Morre Zé do Caixão, o maior cineasta brasileiro, aos 83 anos

Por Rafael Rodrigues da Silva | 19 de Fevereiro de 2020 às 18h40

Nesta quarta-feira (19) morreu o cineasta brasileiro José Mojica Marins, mais conhecido como o Zé do Caixão. Aos 83 anos de idade, o diretor morreu no hospital Sancta Maggiore, em São Paulo, vítima de uma broncopneumonia.

Atualmente reconhecido com um dos mestres mundiais do gênero de terror e um inovador no gênero de “filmes B” (filme gravados com baixíssimo orçamento), ele é considerado pela crítica como o maior cineasta brasileiro de todos os tempos. Apesar disso, todo esse reconhecimento foi algo tardio na carreira do diretor, que durante anos foi ridicularizado pela crítica brasileira, que só começou a levá-lo a sério quando a crítica internacional teve contato com os filmes de Mojica e começou a chamá-lo de gênio.

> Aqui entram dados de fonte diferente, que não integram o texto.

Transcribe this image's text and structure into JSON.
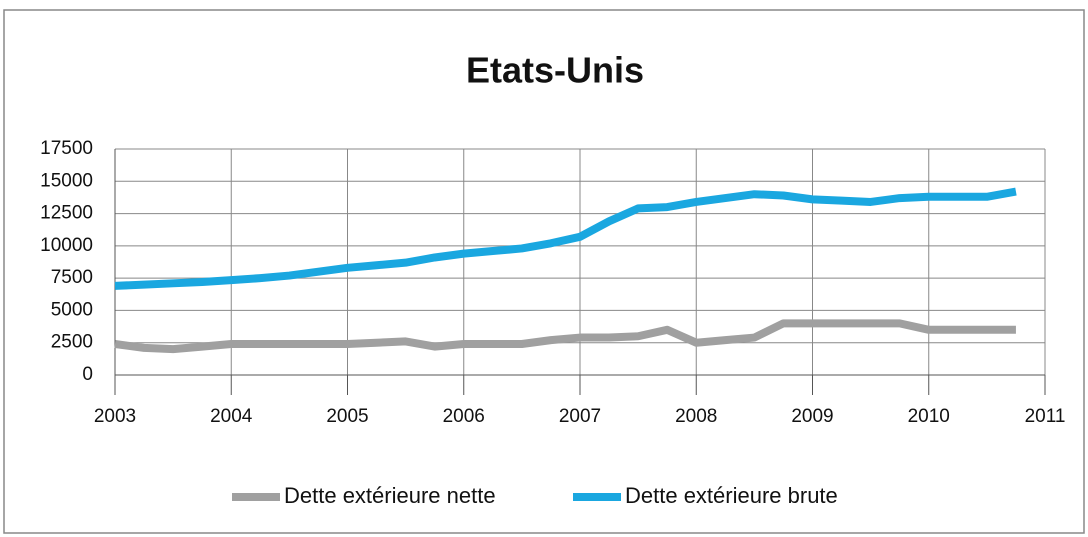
{
  "chart_data": {
    "type": "line",
    "title": "Etats-Unis",
    "x": [
      2003,
      2003.25,
      2003.5,
      2003.75,
      2004,
      2004.25,
      2004.5,
      2004.75,
      2005,
      2005.25,
      2005.5,
      2005.75,
      2006,
      2006.25,
      2006.5,
      2006.75,
      2007,
      2007.25,
      2007.5,
      2007.75,
      2008,
      2008.25,
      2008.5,
      2008.75,
      2009,
      2009.25,
      2009.5,
      2009.75,
      2010,
      2010.25,
      2010.5,
      2010.75
    ],
    "series": [
      {
        "name": "Dette extérieure nette",
        "color": "#a0a0a0",
        "values": [
          2400,
          2100,
          2000,
          2200,
          2400,
          2400,
          2400,
          2400,
          2400,
          2500,
          2600,
          2200,
          2400,
          2400,
          2400,
          2700,
          2900,
          2900,
          3000,
          3500,
          2500,
          2700,
          2900,
          4000,
          4000,
          4000,
          4000,
          4000,
          3500,
          3500,
          3500,
          3500
        ]
      },
      {
        "name": "Dette extérieure brute",
        "color": "#1aa7e0",
        "values": [
          6900,
          7000,
          7100,
          7200,
          7350,
          7500,
          7700,
          8000,
          8300,
          8500,
          8700,
          9100,
          9400,
          9600,
          9800,
          10200,
          10700,
          11900,
          12900,
          13000,
          13400,
          13700,
          14000,
          13900,
          13600,
          13500,
          13400,
          13700,
          13800,
          13800,
          13800,
          14200
        ]
      }
    ],
    "xlim": [
      2003,
      2011
    ],
    "xticks": [
      2003,
      2004,
      2005,
      2006,
      2007,
      2008,
      2009,
      2010,
      2011
    ],
    "ylim": [
      0,
      17500
    ],
    "yticks": [
      0,
      2500,
      5000,
      7500,
      10000,
      12500,
      15000,
      17500
    ],
    "grid": true,
    "legend": "bottom"
  }
}
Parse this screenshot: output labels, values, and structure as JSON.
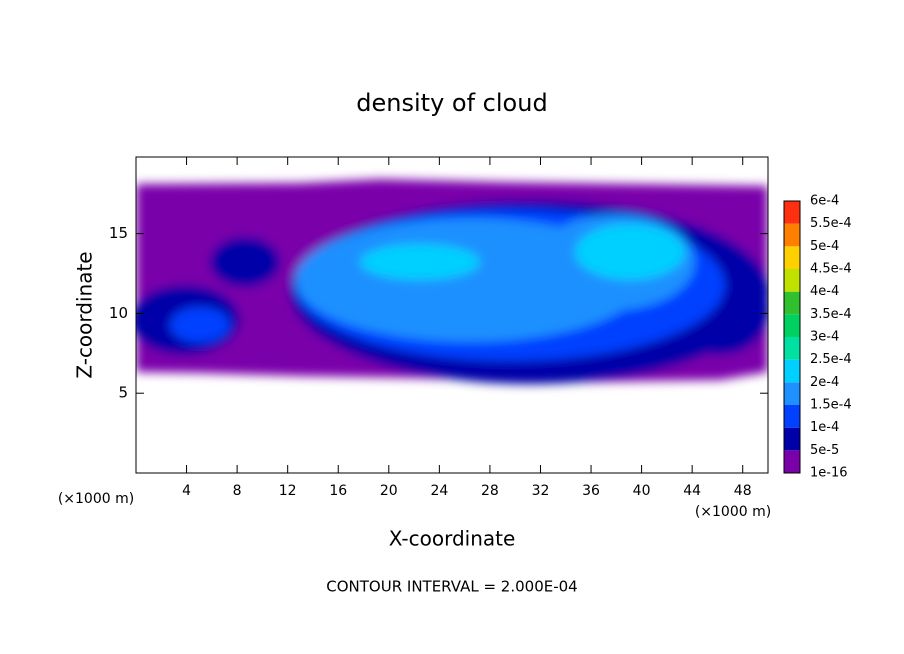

Apesar de já ter produzido filmes de diversos gêneros (como dramas, faroestes e até mesmo pornochanchadas), foram os filmes de terror os principais responsáveis pela fama do cineasta. Aqui no Brasil, ele ficou conhecido menos pelos filmes em si e mais pelo personagem Zé do Caixão, que criou para o filme À Meia Noite Levarei Sua Alma e que acabou se tornando um marco de sua carreira, reaparecendo em praticamente todos os filmes posteriores do diretor.

O personagem chegou ao auge da fama quando, caracterizado de Zé do Caixão, usando capa, cartola e unhas enormes, o cineasta durante anos foi o apresentador do Cine Trash, um programa que passou durante a década de 1990 na Rede Bandeirantes, onde ele performava apresentações macabras para os filmes de terror da programação do canal.

O trabalho mais recente do diretor foi no programa O Estranho Mundo de Zé do Caixão, que foi transmitido pelo Canal Brasil até meados de 2015. Este era um programa de entrevistas, onde Mojica — também caracterizado como Zé do Caixão — conversava com celebridades e tirava dúvidas de internautas sobre assuntos sobrenaturais. Mas, nos últimos anos, o diretor já se mostrava cada vez mais debilitado, e em 2019, quando apareceu em uma reportagem especial da Record sobre a vida do cineasta, Mojica já apresentava um suposto quadro de Alzheimer.

Ao longo de sua carreira, o cineasta brasileiro recebeu muitos importantes prêmios internacionais de cinema, como o Prêmio Especial no Festival Internacional de Cine Fantástico y de Terror Sitges (Espanha), em 1973, por À Meia Noite Levarei Sua Alma, e o Prêmio do Júri Carnet Jove do Sitges - Catalonian International Film Festival, em 2008, por Encarnação do Demônio, além de em 2000 ter recebido o Prêmio Fantasporto por Carreira e Conjunto da Obra.